Wednesday, April 13, 2011

Year of the Superhero - Ghosts of Manhattan

George Mann's Ghosts of Manhattan is billed as a steampunk superhero novel, which is how it found its way onto my reading list. I like steampunk. I like superheroes. A mix of the two sounded great! And then I cracked the book open last week to discover that not only is there a steampunk superhero, but he's a steampunk Batman. He shares the attitude, the protectiveness, part of a costume, the secret identity type, the propensity for wanton destruction and weaponry. The story itself revolves around mobsters and staged murders and a mysterious mob boss, and features a straight-cop detective along with the Ghost. It's fun, it's full of action, it reads quickly. So, y'know, all good there.

Unfortunately, I've got more quibbles for this book than I have for others. Mostly this is a factor of my reading tastes, I think. I'm used to stories that have a bit more than just the action plot, be it social commentary, character development, side plots, or whatever. I'm especially used to steampunk novels (Dream of Perpetual Motion, Boneshaker, Difference Engine) that have strong social undertones, rather than the muted commentary Ghosts of Manhattan does. The former have a lot to say about how technology's altering society for the worse. Ghosts of Manhattan talks about organized crime and people drifting through life without a purpose, which strikes me as a 1920s thing rather than a steampunk thing. The rich of New York were constantly partying in our reality too.

Anyway, we're not talking about steampunk here, we're talking about superheroes. (Though can I say, the steampunk weapons, devices, and vehicles in Ghosts? Awesome.) The Ghost has the hard-boiled, cynical vigilante thing down, though it's never quite explained why he feels the need to do dress up and fight people. Yes, protect the city. Yes, organized crime is bad. Yes, traumatized WWI vet. But I feel there should be something a little more. However, he's very good at getting the job done and the backstory would probably weigh the book down a little, so I'm not quibbling a lot.
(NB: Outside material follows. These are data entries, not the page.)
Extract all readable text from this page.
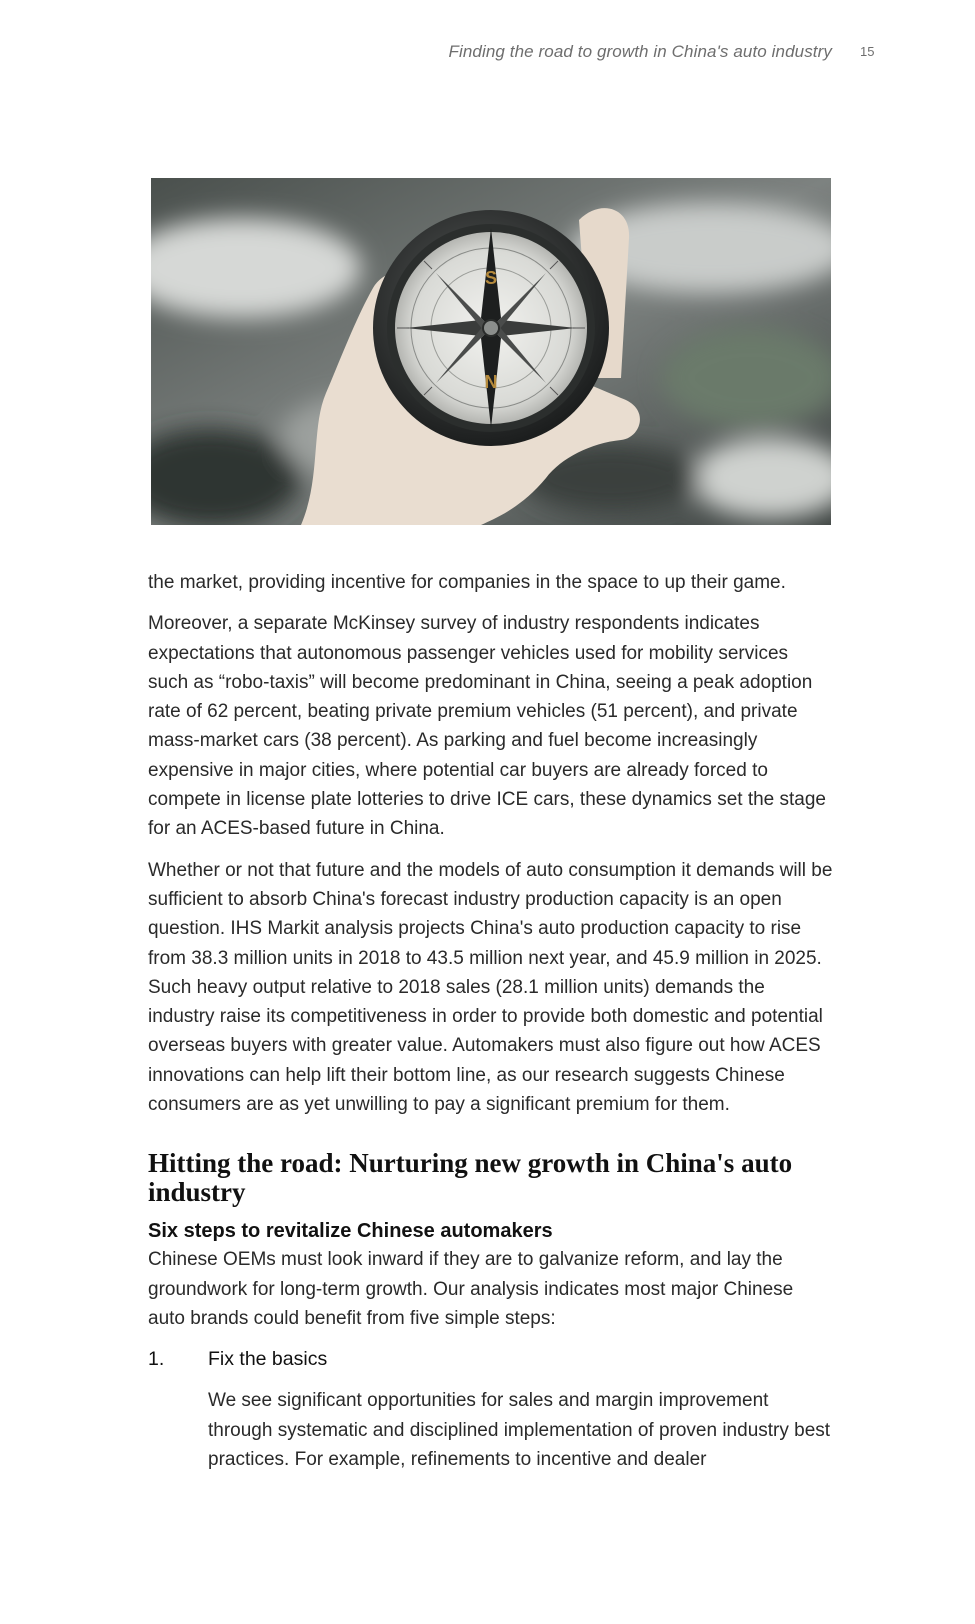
Finding the road to growth in China's auto industry 15
S
N

the market, providing incentive for companies in the space to up their game.

Moreover, a separate McKinsey survey of industry respondents indicates expectations that autonomous passenger vehicles used for mobility services such as “robo-taxis” will become predominant in China, seeing a peak adoption rate of 62 percent, beating private premium vehicles (51 percent), and private mass-market cars (38 percent). As parking and fuel become increasingly expensive in major cities, where potential car buyers are already forced to compete in license plate lotteries to drive ICE cars, these dynamics set the stage for an ACES-based future in China.

Whether or not that future and the models of auto consumption it demands will be sufficient to absorb China's forecast industry production capacity is an open question. IHS Markit analysis projects China's auto production capacity to rise from 38.3 million units in 2018 to 43.5 million next year, and 45.9 million in 2025. Such heavy output relative to 2018 sales (28.1 million units) demands the industry raise its competitiveness in order to provide both domestic and potential overseas buyers with greater value. Automakers must also figure out how ACES innovations can help lift their bottom line, as our research suggests Chinese consumers are as yet unwilling to pay a significant premium for them.

Hitting the road: Nurturing new growth in China's auto industry
Six steps to revitalize Chinese automakers

Chinese OEMs must look inward if they are to galvanize reform, and lay the groundwork for long-term growth. Our analysis indicates most major Chinese auto brands could benefit from five simple steps:

1.	Fix the basics

We see significant opportunities for sales and margin improvement through systematic and disciplined implementation of proven industry best practices. For example, refinements to incentive and dealer
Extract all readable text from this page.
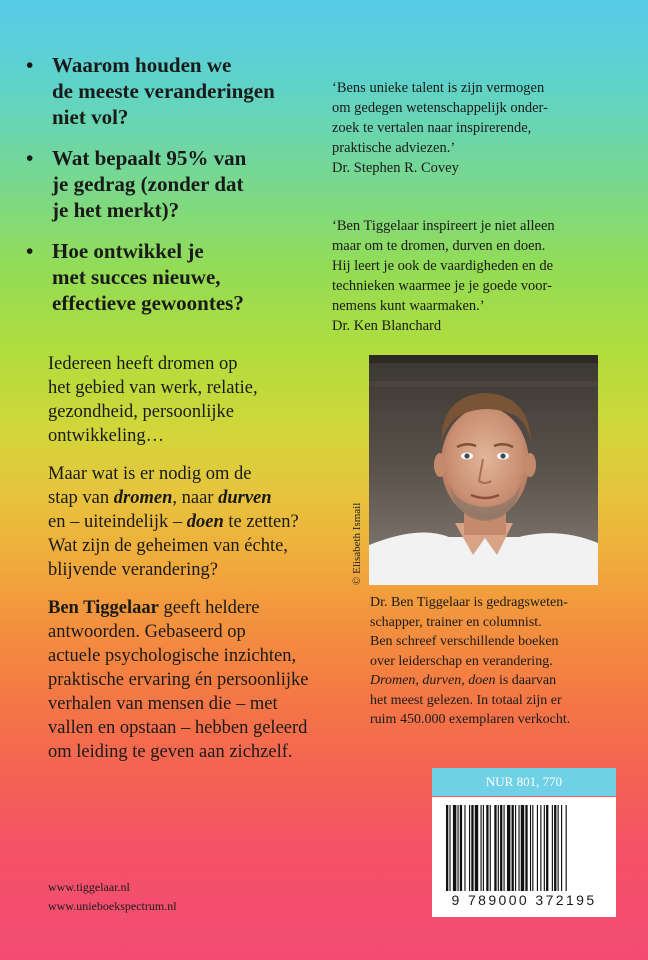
• Waarom houden we
de meeste veranderingen
niet vol?
• Wat bepaalt 95% van
je gedrag (zonder dat
je het merkt)?
• Hoe ontwikkel je
met succes nieuwe,
effectieve gewoontes?

‘Bens unieke talent is zijn vermogen
om gedegen wetenschappelijk onder-
zoek te vertalen naar inspirerende,
praktische adviezen.’

Dr. Stephen R. Covey

‘Ben Tiggelaar inspireert je niet alleen
maar om te dromen, durven en doen.
Hij leert je ook de vaardigheden en de
technieken waarmee je je goede voor-
nemens kunt waarmaken.’

Dr. Ken Blanchard

Iedereen heeft dromen op
het gebied van werk, relatie,
gezondheid, persoonlijke
ontwikkeling…

Maar wat is er nodig om de
stap van dromen, naar durven
en – uiteindelijk – doen te zetten?
Wat zijn de geheimen van échte,
blijvende verandering?

Ben Tiggelaar geeft heldere
antwoorden. Gebaseerd op
actuele psychologische inzichten,
praktische ervaring én persoonlijke
verhalen van mensen die – met
vallen en opstaan – hebben geleerd
om leiding te geven aan zichzelf.

© Elisabeth Ismail
Dr. Ben Tiggelaar is gedragsweten-
schapper, trainer en columnist.
Ben schreef verschillende boeken
over leiderschap en verandering.
Dromen, durven, doen is daarvan
het meest gelezen. In totaal zijn er
ruim 450.000 exemplaren verkocht.
NUR 801, 770
9 789000 372195
www.tiggelaar.nl
www.unieboekspectrum.nl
Also not quibbling about the random mystical stuff that crops up here and there, because I'm not sure it would be steampunk without at least a little random mystical stuff.

I had a tough time enjoying the characters too, but again that's my fault, not George Mann's. Mann's characters are fully realized, if a little devoid of probably-unnecessary backstory. I just like a little more snark in my MCs, and the book before Ghosts was Cloud Atlas, one of those books that's so good it's guaranteed to spoil whatever comes after it. 

So: cool hero, cool story, cool inventions. I read the book quickly, or at least it felt like I did. If you like action stories, you'll like this. The fights are fantastic! Ghosts is a little weak on the mystery elements—the clues come a little too conveniently for my liking—but I did think I had the villain pegged several times when it was somebody else entirely. It's largely a story of archetypes, on one level, which works because so many superheroes and villains are archetypes. The Ghost feels like he could've come from any of the early comic books, and that's certainly a good thing. 

I know I've complained about Ghosts here, but I definitely enjoyed reading it and don't regret the time it took me to do so. It's certainly not a bad novel. If you're interested in reading it, do so. If you're not, well, don't.